Student Profile: Jessica Beaudin

Jessica Beaudin

Incoming Masters of Arts in English student, Jessica Beaudin. Photo credit: Angeline Simon Photography

Jessica Beaudin is an incoming student to the MA in English program for 2021. She completed her undergraduate degree in English Literature at the University of Lethbridge with a focus on Modernist and Contemporary literature. Upon returning from an exchange semester abroad in Magdeburg, Germany she adopted a Great Pyrenees Golden Retriever cross. Her relationship with her dog made her think more deeply about their connection and how they responded to one another when things got tough. This sparked an interest into discussions around posthumanism, critical animal studies, Holocaust theory, and fictional cloning ethics.

We asked Jessica about what led her to UBC Okanagan’s MA in English program.
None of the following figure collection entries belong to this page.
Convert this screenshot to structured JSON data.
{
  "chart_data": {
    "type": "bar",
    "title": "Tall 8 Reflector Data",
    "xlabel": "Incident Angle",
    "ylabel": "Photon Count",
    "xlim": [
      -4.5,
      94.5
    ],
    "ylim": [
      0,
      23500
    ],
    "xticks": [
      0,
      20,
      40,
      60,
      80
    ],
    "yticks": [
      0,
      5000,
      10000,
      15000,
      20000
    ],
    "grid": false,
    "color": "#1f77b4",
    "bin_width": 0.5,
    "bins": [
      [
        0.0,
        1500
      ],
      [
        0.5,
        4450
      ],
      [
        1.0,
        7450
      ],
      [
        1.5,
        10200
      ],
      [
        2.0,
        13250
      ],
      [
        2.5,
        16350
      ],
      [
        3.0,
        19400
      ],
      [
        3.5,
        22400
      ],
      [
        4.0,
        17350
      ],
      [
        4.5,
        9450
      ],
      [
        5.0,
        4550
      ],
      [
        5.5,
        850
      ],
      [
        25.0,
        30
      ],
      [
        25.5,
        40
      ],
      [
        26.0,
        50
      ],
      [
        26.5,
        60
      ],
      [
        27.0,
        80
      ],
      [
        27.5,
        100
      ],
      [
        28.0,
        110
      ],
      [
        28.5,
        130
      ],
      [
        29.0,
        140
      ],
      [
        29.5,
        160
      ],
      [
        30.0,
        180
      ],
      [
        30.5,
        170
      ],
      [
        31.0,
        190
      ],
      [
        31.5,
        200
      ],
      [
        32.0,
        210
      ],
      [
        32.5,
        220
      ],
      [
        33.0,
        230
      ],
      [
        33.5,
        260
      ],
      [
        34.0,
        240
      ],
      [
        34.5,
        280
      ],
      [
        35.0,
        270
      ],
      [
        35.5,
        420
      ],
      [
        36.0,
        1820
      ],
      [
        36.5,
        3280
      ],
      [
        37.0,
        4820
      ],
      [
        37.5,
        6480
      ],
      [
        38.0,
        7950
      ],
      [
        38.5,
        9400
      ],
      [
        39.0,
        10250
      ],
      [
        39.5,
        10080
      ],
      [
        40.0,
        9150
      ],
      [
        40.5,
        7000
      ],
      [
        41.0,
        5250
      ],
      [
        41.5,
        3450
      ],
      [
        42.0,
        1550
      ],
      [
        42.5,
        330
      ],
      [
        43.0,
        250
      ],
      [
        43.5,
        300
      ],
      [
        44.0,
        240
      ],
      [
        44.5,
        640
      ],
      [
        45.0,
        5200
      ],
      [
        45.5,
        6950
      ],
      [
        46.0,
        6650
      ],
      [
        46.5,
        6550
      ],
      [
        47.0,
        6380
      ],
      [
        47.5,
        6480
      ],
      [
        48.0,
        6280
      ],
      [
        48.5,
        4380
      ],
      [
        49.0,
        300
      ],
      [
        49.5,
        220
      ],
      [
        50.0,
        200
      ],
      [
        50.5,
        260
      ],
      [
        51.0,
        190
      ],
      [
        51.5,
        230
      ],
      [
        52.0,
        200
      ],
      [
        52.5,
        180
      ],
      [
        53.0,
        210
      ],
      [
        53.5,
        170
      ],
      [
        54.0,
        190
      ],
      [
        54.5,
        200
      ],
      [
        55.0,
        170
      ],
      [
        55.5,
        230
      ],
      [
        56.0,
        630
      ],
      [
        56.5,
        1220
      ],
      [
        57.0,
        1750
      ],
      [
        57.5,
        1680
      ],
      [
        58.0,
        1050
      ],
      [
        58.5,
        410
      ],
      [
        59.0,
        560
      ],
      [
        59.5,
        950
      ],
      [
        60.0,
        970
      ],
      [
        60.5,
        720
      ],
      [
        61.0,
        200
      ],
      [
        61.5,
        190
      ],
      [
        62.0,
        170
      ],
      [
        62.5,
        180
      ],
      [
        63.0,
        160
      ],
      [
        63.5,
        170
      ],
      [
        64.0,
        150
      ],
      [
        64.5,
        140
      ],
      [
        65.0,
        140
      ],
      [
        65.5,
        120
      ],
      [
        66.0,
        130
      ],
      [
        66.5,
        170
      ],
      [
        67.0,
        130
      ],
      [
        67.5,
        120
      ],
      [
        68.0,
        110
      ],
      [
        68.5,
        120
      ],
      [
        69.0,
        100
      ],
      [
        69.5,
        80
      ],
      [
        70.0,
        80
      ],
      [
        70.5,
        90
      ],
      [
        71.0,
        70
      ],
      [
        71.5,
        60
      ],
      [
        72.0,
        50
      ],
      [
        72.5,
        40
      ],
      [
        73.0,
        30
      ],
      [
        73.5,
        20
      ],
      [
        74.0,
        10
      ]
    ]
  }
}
What drew you to UBC Okanagan?

Kelowna was always a sun-bathed summer treat for us; my family trekked out every year for a full week of sandy showers and pool handstands. I kept returning as I got older for getaways with friends, bachelorettes, the like. I didn’t even think about UBCO as an option really, until I did, and it properly clicked. I researched the faculty and found that there was a great community of thinkers with massive experience in the area I want to pursue. It’s the city, the scholarly community, and Sprout Bread on Cannery Lane that really do it for me.

Why did you choose to apply to the MA in English program?

 I want to write something that matters to me. I see literary criticism as a magical hybrid form of academic and creative writing styles, and while I’ve flirted with the idea of other humanities, I think that by being deliberately unreal, literature is so much closer to an experience and to a truth that I understand. Dr. Jodey Castricano was gracious enough to agree to supervise me, I am so grateful and excited to work with them.

Tell us about your thesis topic and your plans for that research.

My thesis will examine the discontinuities of ethics and responsibility in regard to euthanasia practices for human and nonhuman animals. In particular, I ask how posthuman literature understands death of the nonhuman animal with the knowledge that for reasons economic, consumptive, and environmental, human animals are necessarily tied to the decision. While posthumanism is distinguished from the transcendent intentions of biomedical transhumanism beyond death as limit, its troubling of ontological boundaries and “will-they, won’t-they” departures from humanism leaves discussions of individual death vacant. How euthanasia practices bleed into notions of the mercy kill or ‘coup de grâce’ as well as non-interference methods of letting die highlight the disproportionate responsibilities human animals self-assign at the point of death as opposed to in life.

I want to research responsibility, and think about different ‘kinds’ of animals and the responsibilities we take on with regard to them. I have a lot of catching up to do in the critical animal studies area, as well as digging in deeper with the posthuman conversation. I also want to read and watch a lot of dystopian and science fiction! I hope to work significantly with Dr. Castricano and Dr. Garrard for starters, but have my eye on a few others as well.

Where do you hope this degree will lead you? 

This is always a complicated question for students of literature! To my parents’ dismay, I hold tight to a mantra of ‘I’ll figure it out’. Which is to say that I trust entirely that at the end of this program, I’ll know if I want to continue in academia and pursue my PhD. However, I’m also very comfortable with being much more than any one thing–I could be a nurse with a Masters in English, or perhaps co-run that pipe-dream coffee shop with a gallery space for my best friend. Most of all, I hope that this degree will lead me, perhaps feet dragging, into a healthier relationship with my writing.